Economy: About half of the Pakistani labour force works in agriculture, where wheat, rice, sugar cane and cotton are the main products. Cotton is by far the country’s most important export, accounting for almost 60 per cent of revenues. Textiles and leather goods are significant export earners. Pakistan has some reserves of graphite and limestone, as well as gypsum, silica, coal, copper and manganese. It also has a small oil industry, but most of its needs must be imported: together with chemicals and machinery, this accounts for nearly three-quarters of Pakistan’s import expenditure. Established manufacturing industries include textiles, food processing and building materials.

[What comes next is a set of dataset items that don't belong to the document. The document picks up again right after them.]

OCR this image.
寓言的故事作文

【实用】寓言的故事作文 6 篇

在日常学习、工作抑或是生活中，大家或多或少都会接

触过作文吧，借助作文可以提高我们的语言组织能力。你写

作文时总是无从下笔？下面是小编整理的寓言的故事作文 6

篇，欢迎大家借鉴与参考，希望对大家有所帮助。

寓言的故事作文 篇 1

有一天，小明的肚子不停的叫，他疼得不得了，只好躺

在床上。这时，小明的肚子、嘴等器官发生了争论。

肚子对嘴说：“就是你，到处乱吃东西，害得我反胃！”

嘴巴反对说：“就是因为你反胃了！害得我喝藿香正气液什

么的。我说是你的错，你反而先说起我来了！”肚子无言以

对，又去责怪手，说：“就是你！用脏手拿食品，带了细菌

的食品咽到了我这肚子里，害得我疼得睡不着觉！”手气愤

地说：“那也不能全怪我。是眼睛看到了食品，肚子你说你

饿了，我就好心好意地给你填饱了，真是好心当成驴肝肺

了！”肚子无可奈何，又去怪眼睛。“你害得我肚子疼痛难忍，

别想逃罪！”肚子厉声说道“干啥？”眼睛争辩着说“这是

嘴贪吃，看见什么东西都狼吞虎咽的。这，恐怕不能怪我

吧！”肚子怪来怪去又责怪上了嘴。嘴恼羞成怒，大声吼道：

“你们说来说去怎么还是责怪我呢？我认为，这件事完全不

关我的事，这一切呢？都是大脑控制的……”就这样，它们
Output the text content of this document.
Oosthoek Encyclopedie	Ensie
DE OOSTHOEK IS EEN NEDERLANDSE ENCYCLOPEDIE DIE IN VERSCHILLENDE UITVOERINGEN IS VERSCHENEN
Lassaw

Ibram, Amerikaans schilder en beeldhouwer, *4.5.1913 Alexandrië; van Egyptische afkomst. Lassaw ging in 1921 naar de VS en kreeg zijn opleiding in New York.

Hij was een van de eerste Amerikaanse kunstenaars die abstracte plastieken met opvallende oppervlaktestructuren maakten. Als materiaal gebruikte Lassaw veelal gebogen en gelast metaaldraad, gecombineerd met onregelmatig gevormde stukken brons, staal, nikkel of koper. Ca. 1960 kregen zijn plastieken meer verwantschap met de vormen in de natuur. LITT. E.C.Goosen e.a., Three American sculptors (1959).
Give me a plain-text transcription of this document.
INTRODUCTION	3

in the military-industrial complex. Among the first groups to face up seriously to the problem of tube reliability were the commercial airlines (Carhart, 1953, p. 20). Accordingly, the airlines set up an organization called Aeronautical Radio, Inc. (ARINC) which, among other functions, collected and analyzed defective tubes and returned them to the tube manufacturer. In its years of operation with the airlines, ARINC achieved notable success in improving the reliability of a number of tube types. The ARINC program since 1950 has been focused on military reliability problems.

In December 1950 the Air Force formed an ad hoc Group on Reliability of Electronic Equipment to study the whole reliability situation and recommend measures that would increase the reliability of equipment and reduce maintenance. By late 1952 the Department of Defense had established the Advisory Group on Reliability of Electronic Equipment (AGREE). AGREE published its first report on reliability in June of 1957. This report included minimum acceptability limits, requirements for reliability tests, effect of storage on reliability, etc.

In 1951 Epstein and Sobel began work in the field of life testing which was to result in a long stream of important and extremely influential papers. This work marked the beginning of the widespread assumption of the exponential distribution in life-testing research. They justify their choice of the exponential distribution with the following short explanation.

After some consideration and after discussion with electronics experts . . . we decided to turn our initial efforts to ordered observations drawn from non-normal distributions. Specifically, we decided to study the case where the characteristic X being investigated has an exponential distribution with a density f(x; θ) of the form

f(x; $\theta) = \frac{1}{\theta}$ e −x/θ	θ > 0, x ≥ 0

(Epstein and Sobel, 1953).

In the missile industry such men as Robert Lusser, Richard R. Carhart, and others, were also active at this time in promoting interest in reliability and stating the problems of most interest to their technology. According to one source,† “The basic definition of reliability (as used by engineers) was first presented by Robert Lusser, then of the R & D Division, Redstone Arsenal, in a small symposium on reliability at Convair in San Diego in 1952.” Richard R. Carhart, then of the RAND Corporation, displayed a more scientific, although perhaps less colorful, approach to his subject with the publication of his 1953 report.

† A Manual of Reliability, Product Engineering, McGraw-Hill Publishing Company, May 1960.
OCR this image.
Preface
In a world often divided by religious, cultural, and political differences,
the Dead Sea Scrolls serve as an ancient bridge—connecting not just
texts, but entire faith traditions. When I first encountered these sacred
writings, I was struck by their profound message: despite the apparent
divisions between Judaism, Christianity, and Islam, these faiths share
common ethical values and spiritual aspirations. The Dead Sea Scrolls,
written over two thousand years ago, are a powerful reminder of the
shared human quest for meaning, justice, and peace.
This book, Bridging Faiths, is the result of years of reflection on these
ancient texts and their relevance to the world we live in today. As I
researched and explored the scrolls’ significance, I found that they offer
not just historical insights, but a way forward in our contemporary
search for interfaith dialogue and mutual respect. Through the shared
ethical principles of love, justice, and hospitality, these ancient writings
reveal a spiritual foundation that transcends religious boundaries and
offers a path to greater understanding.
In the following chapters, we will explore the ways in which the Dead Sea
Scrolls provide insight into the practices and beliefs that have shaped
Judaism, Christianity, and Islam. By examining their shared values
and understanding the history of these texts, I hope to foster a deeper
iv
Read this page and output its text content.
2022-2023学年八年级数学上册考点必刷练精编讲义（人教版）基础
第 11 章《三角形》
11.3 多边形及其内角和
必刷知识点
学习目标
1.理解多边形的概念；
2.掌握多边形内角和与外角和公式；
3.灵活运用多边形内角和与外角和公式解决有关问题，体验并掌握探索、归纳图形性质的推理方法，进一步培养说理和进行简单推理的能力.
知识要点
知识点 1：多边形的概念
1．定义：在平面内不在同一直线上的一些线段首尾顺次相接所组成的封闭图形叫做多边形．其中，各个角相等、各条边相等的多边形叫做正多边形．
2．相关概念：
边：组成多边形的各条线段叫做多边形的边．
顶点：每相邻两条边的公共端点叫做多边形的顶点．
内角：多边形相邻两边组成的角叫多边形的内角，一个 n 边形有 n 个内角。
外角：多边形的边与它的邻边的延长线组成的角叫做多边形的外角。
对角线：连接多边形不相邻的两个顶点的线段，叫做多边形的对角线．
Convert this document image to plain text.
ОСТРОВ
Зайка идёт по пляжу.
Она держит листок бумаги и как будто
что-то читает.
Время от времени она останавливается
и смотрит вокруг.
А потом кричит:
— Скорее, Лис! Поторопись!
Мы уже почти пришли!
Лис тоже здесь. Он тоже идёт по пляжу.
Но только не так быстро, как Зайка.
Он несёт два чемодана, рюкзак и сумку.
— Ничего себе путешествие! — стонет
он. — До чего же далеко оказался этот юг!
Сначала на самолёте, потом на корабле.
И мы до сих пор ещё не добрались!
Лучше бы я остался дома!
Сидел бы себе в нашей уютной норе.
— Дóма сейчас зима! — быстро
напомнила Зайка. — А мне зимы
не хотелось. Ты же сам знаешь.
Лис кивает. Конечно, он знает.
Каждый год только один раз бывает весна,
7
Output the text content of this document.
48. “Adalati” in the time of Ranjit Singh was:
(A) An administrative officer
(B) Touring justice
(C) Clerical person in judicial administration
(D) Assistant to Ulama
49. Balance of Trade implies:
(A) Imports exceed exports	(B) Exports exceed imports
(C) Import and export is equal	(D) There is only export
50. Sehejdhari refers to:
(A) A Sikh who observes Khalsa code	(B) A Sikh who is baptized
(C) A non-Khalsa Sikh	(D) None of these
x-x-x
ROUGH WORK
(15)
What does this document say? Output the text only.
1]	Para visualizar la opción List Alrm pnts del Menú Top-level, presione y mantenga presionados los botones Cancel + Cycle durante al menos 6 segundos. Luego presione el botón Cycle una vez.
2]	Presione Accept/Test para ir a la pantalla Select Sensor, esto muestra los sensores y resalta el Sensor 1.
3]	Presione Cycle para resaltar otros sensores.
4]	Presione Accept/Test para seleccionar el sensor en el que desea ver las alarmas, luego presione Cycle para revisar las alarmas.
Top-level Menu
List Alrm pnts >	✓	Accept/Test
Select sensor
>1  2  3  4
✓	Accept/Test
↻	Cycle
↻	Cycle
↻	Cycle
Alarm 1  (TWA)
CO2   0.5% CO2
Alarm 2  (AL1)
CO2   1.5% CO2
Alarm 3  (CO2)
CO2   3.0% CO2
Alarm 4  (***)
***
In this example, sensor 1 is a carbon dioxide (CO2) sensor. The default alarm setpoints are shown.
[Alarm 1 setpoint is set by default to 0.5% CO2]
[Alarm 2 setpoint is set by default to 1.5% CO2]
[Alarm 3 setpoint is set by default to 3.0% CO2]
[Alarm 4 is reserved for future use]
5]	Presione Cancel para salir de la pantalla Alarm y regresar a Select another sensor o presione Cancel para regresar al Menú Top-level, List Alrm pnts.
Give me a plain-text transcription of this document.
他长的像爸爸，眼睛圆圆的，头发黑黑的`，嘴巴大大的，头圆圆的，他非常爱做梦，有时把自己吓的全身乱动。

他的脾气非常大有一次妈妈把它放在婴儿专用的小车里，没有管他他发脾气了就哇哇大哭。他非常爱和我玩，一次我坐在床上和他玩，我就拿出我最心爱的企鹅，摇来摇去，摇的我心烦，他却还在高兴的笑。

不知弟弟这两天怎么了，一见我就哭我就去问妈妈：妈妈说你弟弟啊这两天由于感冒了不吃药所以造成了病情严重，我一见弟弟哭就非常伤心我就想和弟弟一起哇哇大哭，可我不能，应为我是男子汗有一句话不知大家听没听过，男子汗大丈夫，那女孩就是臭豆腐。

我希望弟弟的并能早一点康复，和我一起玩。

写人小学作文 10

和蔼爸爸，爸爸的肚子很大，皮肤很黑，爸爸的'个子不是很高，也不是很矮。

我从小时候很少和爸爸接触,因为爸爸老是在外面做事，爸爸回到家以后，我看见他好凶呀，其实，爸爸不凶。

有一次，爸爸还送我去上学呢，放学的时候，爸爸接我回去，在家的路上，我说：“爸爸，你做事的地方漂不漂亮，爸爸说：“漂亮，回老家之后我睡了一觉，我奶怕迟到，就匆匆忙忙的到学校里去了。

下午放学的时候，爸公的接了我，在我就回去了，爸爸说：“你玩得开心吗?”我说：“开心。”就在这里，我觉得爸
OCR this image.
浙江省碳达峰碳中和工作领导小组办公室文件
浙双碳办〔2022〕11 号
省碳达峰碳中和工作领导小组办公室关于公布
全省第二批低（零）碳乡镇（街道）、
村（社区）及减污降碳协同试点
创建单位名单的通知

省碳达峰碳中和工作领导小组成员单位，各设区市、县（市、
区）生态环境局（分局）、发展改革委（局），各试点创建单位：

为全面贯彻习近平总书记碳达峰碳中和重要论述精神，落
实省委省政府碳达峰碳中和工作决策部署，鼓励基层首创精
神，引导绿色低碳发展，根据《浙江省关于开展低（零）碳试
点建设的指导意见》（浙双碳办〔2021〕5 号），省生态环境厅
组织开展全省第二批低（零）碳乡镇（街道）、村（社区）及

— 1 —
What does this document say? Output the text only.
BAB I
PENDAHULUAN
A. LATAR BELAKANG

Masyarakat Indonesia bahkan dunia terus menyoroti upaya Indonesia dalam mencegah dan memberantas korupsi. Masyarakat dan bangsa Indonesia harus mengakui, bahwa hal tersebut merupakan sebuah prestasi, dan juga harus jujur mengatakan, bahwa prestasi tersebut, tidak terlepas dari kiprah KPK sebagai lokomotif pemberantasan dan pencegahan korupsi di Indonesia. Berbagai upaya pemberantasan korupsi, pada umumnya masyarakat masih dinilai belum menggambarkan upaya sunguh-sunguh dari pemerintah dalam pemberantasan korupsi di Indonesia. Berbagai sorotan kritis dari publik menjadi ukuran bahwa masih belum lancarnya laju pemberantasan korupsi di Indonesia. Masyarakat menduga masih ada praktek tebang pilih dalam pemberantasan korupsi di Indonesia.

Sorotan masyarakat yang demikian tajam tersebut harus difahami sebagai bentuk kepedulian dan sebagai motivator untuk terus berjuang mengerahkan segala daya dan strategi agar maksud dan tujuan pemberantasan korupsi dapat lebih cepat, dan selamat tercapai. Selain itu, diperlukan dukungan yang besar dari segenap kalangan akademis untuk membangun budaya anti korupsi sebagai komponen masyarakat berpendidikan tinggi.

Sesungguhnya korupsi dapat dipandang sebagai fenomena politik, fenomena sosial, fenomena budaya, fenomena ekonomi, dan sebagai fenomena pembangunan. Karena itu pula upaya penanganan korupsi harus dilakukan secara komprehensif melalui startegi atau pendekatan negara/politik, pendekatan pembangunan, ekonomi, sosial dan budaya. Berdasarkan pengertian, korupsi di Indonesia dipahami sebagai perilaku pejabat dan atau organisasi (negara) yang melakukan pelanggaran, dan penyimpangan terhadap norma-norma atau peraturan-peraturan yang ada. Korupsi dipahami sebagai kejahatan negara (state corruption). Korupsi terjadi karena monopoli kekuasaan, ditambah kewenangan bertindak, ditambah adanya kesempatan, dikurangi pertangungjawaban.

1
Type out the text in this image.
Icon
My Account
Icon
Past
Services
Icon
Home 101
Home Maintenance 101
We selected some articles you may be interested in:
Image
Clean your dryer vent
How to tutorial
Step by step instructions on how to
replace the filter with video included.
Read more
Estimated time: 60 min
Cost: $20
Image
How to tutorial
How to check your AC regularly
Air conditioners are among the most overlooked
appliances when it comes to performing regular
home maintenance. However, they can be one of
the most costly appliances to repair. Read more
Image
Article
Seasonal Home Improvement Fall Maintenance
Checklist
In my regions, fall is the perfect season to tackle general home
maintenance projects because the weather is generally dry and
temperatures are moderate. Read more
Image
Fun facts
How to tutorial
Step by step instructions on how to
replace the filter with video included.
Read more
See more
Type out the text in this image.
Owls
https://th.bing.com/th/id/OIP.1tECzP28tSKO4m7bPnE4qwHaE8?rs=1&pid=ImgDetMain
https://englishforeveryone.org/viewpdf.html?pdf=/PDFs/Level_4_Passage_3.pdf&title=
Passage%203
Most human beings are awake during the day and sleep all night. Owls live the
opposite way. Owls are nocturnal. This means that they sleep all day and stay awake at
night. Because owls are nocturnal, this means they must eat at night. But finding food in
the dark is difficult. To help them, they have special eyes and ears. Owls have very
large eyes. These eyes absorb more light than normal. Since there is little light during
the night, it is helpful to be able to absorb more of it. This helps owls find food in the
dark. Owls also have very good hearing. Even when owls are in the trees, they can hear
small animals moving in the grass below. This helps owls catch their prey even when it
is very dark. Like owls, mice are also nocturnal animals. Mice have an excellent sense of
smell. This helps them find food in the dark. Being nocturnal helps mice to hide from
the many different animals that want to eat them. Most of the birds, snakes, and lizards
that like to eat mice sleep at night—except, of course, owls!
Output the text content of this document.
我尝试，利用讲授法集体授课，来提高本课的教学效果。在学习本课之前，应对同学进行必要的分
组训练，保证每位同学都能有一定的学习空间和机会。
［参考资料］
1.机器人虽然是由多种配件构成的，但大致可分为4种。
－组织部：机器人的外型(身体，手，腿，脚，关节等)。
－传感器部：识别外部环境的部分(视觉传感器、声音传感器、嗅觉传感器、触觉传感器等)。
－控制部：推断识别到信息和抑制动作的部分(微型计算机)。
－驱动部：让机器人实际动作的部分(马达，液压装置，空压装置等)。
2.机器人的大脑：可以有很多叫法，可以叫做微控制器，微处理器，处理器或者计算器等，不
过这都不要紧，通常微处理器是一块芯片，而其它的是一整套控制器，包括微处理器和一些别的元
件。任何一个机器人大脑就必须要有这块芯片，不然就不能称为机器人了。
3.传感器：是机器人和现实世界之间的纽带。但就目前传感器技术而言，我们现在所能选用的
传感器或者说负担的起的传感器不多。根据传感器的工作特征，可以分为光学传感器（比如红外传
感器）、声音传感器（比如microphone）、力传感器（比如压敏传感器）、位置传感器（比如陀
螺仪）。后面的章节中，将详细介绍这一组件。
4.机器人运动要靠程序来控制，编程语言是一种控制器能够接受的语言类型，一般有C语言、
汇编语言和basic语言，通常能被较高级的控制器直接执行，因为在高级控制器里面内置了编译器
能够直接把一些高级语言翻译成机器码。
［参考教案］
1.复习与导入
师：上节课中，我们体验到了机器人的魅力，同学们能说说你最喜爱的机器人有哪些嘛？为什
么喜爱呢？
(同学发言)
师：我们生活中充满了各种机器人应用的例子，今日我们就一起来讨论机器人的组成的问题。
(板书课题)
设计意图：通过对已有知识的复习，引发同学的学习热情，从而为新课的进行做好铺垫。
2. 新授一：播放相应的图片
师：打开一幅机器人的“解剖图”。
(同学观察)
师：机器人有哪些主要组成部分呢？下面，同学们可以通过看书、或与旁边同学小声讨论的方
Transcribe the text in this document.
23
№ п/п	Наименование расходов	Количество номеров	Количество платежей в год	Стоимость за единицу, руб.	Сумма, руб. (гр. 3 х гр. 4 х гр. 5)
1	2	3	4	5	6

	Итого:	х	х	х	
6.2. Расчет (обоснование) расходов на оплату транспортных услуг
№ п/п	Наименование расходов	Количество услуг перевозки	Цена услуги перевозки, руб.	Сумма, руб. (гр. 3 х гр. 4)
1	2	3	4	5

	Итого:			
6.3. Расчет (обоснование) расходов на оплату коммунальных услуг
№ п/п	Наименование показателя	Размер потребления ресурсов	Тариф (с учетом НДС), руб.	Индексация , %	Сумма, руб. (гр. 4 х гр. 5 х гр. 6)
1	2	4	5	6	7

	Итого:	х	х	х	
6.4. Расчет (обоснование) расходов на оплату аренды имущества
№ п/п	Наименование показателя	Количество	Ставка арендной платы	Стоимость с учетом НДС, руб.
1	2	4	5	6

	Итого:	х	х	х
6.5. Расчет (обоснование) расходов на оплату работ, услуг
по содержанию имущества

The overriding economic problem for the Pakistani economy is its huge foreign debt burden, which is over 90% of GDP and consumes over half of government revenue to meet interest payments. The situation has been made more difficult by the history of poor relations between Pakistan and the international financial community generally. Sanctions were imposed following Pakistani nuclear tests in 1998, coinciding with the fall-out from the 1997 financial crisis that engulfed the major economies of East Asia. Yet despite these factors, the regional crisis centred on Afghanistan and Iraq, and domestic political instability, the Pakistani economy has performed steadily in the last five years. Both annual economic growth and inflation have been in low single figures for the last few years: the 2003 figures are 4.5 and 4.3 per cent respectively; unemployment is a record 7.8 per cent, but there is a high level of underemployment amongst the workforce. In general, economic policy has been determined by the need to comply with conditions laid down by the IMF. An economic reform programme is gradually being implemented, with several major privatisations due in 2004. Pakistan’s main trading partners are the USA, Saudi Arabia, Kuwait, Hong Kong and the UK.

Business: Ties should be worn for important business appointments. English is commonly used.